Last time Library Lines highlighted some new non-fiction that can be found at McClintic Library (and some of the other branches as well; check our card catalog at www.pocahontaslibrary.org) and this week I wanted to continue with more new non-fiction.
Planning a vacation?
We have some new Fodor Travel guides in and available for circulation. Whether you plan on staying in the U.S. or going abroad, we’ve got you covered. New guides include New England states, the Carolinas and Georgia, Washington D.C. and Disney World in Orlando. Farther afield, we have guides for Scotland, Ireland, France, Italy, and Europe – which covers 24 countries. So remember the library when you plan your next vacation.
Elizabeth Gilbert, author of Eat, Pray, Love, has written a new book called Big Magic: Creative Living Beyond Fear. Gilbert examines creativity, and discusses the attitudes, approaches and habits we need to live our most creative life. Curiosity is a good thing, and should be embraced, while facing down one’s fears – and she gives guidance on how to tackle what you most love and let go of fears and needless suffering.
Another self-help book is Surviving the Toxic Family by Marina Williams, a licensed mental health counselor who specializes in relationships and anxiety disorders. She offers practical help for anyone who is trying to recover from growing up in a dysfunctional family. It’s a guide about empowerment; understanding why your family treats you so poorly, setting boundaries and rules for your family so you are no longer mistreated, and finally taking back your life.
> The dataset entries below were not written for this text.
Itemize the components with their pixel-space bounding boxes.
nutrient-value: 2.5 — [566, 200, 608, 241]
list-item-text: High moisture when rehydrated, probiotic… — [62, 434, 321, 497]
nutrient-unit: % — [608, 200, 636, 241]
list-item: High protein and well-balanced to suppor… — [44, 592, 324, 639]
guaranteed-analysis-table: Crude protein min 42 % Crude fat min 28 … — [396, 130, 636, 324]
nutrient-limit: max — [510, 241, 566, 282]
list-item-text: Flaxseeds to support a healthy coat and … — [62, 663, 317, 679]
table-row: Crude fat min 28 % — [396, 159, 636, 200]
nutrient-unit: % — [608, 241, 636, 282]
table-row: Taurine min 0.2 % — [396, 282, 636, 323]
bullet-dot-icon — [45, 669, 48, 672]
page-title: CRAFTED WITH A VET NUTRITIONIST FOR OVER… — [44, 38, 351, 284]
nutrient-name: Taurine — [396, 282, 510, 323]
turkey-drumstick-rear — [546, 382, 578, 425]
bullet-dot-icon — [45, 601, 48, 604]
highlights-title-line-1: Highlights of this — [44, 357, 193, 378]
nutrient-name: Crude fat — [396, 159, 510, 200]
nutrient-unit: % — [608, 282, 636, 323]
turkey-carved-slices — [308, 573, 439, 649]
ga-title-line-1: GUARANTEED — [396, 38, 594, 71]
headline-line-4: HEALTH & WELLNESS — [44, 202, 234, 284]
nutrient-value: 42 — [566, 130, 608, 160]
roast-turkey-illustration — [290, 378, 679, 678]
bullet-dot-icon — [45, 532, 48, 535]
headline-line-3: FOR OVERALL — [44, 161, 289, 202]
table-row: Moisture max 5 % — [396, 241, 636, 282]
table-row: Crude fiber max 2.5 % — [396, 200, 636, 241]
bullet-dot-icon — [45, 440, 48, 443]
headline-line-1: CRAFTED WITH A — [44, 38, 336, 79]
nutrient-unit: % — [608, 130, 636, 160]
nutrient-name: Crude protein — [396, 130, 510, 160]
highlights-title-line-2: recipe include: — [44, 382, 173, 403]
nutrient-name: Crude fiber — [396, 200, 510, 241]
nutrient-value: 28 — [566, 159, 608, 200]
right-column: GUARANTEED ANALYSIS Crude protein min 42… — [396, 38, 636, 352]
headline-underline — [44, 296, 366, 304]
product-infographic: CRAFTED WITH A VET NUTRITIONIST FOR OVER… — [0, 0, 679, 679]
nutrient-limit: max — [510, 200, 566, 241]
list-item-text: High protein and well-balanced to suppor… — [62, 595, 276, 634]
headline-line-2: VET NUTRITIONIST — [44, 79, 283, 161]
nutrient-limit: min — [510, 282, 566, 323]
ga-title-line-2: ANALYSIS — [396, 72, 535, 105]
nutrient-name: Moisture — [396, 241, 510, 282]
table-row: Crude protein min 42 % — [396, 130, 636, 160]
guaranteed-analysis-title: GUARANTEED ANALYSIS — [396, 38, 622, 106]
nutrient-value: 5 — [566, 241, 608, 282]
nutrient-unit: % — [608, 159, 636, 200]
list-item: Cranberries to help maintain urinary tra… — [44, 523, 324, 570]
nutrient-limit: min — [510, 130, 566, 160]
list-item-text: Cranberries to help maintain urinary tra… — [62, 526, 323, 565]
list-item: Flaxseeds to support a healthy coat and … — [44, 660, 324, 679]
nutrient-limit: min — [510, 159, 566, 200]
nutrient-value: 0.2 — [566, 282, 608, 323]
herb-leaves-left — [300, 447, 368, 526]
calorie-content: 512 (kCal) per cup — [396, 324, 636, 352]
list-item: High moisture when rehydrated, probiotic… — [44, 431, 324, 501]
Joby Warrick has been a reporter for The Washington Post since 1996, winning the Pulitzer Prize for his work in journalism. His new book is Black Flags: the rise of ISIS. Warrick traces the history of the strain of militant Islam that is behind ISIS and explains the timeline of events leading to our current situation in the Middle East. Another figure to watch in our world is the subject of a book by Steven Lee Myers called The New Tsar: the Rise and Reign of Vladimir Putin. This is the only complete biography in English of Russia’s president, and Myers offers an inside look at the man from his poverty-stricken beginnings in Leningrad, to his rise through the ranks of the KGB to his position as a complex, complicated world leader.
Bill O’Reilly has written another killer book (pardon the pun) to follow his popular Killing Lincoln, Killing Kennedy, Killing Jesus, and Killing Patton. His new title is Killing Reagan: the Violent Assault that Changed a Nation. O’Reilly takes us back to the golden age of Hollywood to examine Reagan’s beginnings in acting, then to his political career, and finally shows us behind the scenes of the assassination attempt by John Hinckley Jr.